Ingredients for chakrapongali or sweet pongal:

Rice - 1Cup
Moong Dal - 1/4 Cup (Pesara Pappu)
Jaggery - 1 Cup (Shredded)
Sugar - 1/2 Cup (Adjust to your taste)
Coconut - 1/2 Cup (pieces or sliced)
Edible Camphor -  Small Pinch (Pacha Karpooram)
Cardamom Powder - 1 Tbsp
Cashews - 6 (Sliced or broken)
Raisins - 6
Almonds - 6 (Sliced or broken)
Ghee - 6 to 7 Tbsps
water - 3 Cups

Process for chakrapongali or sweet pongal:

  • Wash Rice and moong dal well in water for twice and soak both with enough water (3 Cups) in one bowl for at least half an hour.
  • Cook till it is soft either in a pressure cooker for 2 whistles or in a pot.
  • In a small pan, melt the jaggery by adding 1/4 cup of water on a low flame and strain it by using strainer. set aside (By straining the jaggery, If any impurities remain in jaggery we can filter it).
  • In a wide open pan, add 2 to 3 tbsps ghee.
  • Once the ghee is nice and hot add cooked rice & moong dal and mash it little bit.
  • Add jaggery syrup, sugar, cardamom powder to the cooked rice and mix it well, cook until jaggery and sugar blends well with the rice. it will take around 1 to 2 minutes. Once done set aside.
  • To the other pan, add 3 tbsps ghee, Once the ghee is nice and hot, add cashews, almonds, raisins, coconut pieces and saute until light golden colour. Turn off the flame, add edible camphor and mix it well.
  • By adding camphor, you will remind divine aroma like tirupati prasadam
  • Transfer the fried ingredients to the rice mixture and mix it well.
  • Serve it hot or warm.

Note:

  • water measurement may varies with different type of rice you use.
  • There are two types of camphor, one (camphor) we use for pooja harathi and the other edible camphor we use for sweet dishes.
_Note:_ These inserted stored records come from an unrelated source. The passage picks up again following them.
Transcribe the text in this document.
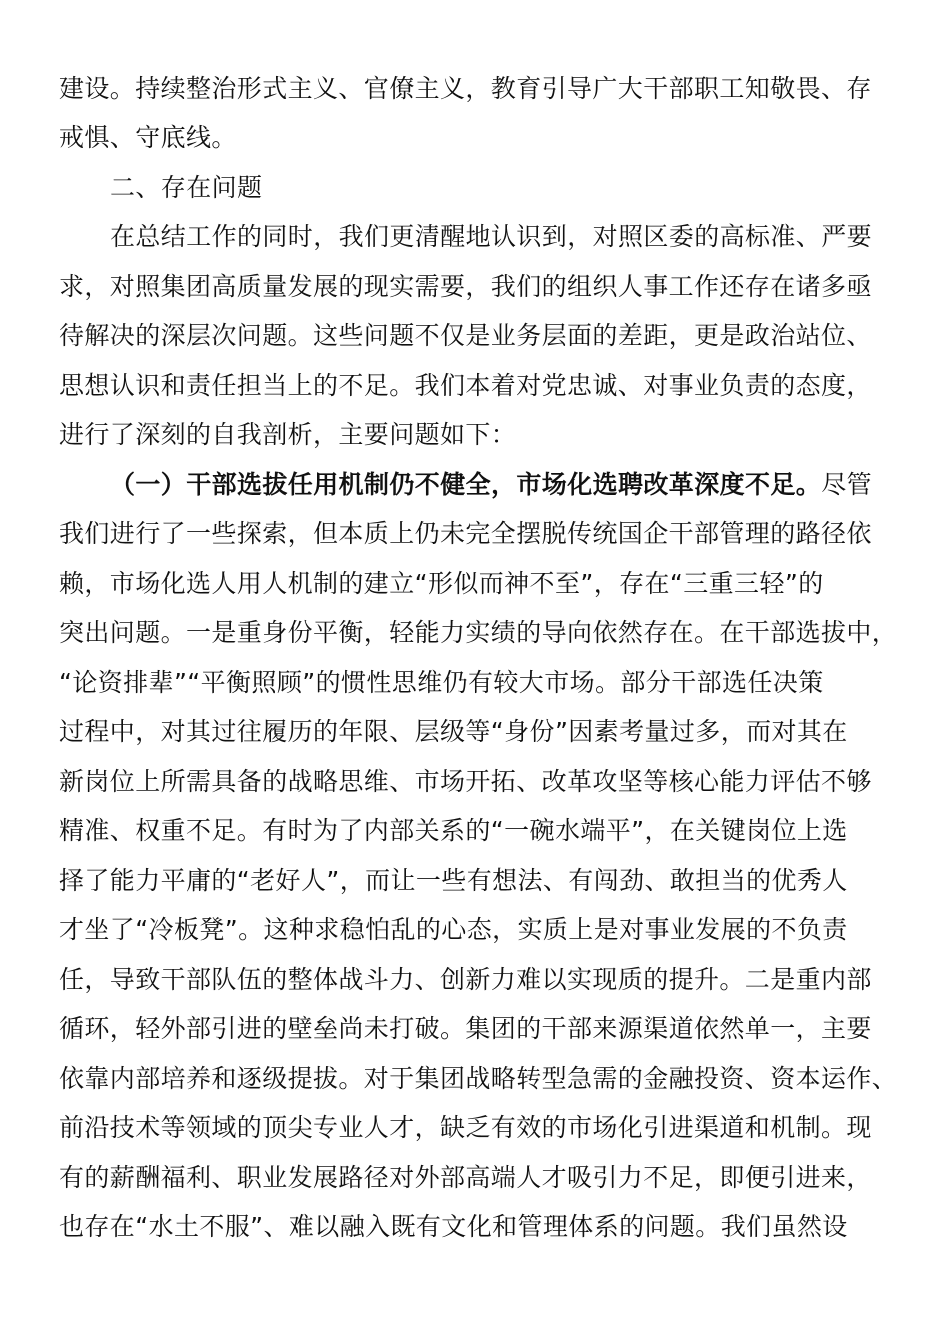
建设。持续整治形式主义、官僚主义，教育引导广大干部职工知敬畏、存
戒惧、守底线。
二、存在问题
在总结工作的同时，我们更清醒地认识到，对照区委的高标准、严要
求，对照集团高质量发展的现实需要，我们的组织人事工作还存在诸多亟
待解决的深层次问题。这些问题不仅是业务层面的差距，更是政治站位、
思想认识和责任担当上的不足。我们本着对党忠诚、对事业负责的态度，
进行了深刻的自我剖析，主要问题如下：
（一）干部选拔任用机制仍不健全，市场化选聘改革深度不足。尽管
我们进行了一些探索，但本质上仍未完全摆脱传统国企干部管理的路径依
赖，市场化选人用人机制的建立“形似而神不至”，存在“三重三轻”的
突出问题。一是重身份平衡，轻能力实绩的导向依然存在。在干部选拔中，
“论资排辈”“平衡照顾”的惯性思维仍有较大市场。部分干部选任决策
过程中，对其过往履历的年限、层级等“身份”因素考量过多，而对其在
新岗位上所需具备的战略思维、市场开拓、改革攻坚等核心能力评估不够
精准、权重不足。有时为了内部关系的“一碗水端平”，在关键岗位上选
择了能力平庸的“老好人”，而让一些有想法、有闯劲、敢担当的优秀人
才坐了“冷板凳”。这种求稳怕乱的心态，实质上是对事业发展的不负责
任，导致干部队伍的整体战斗力、创新力难以实现质的提升。二是重内部
循环，轻外部引进的壁垒尚未打破。集团的干部来源渠道依然单一，主要
依靠内部培养和逐级提拔。对于集团战略转型急需的金融投资、资本运作、
前沿技术等领域的顶尖专业人才，缺乏有效的市场化引进渠道和机制。现
有的薪酬福利、职业发展路径对外部高端人才吸引力不足，即便引进来，
也存在“水土不服”、难以融入既有文化和管理体系的问题。我们虽然设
So before using the edible camphor, better to check it once.
  • Edible camphor is the main ingredient for this dish and do not add too much of edible camphor, can leave bitterness to the pongal.
  • Before adding jaggery make sure the rice is cooked well. if not so rice tends to harden.
  • Serve it hot or warm, if it cools down make it warm and have it you will remind a divine aroma.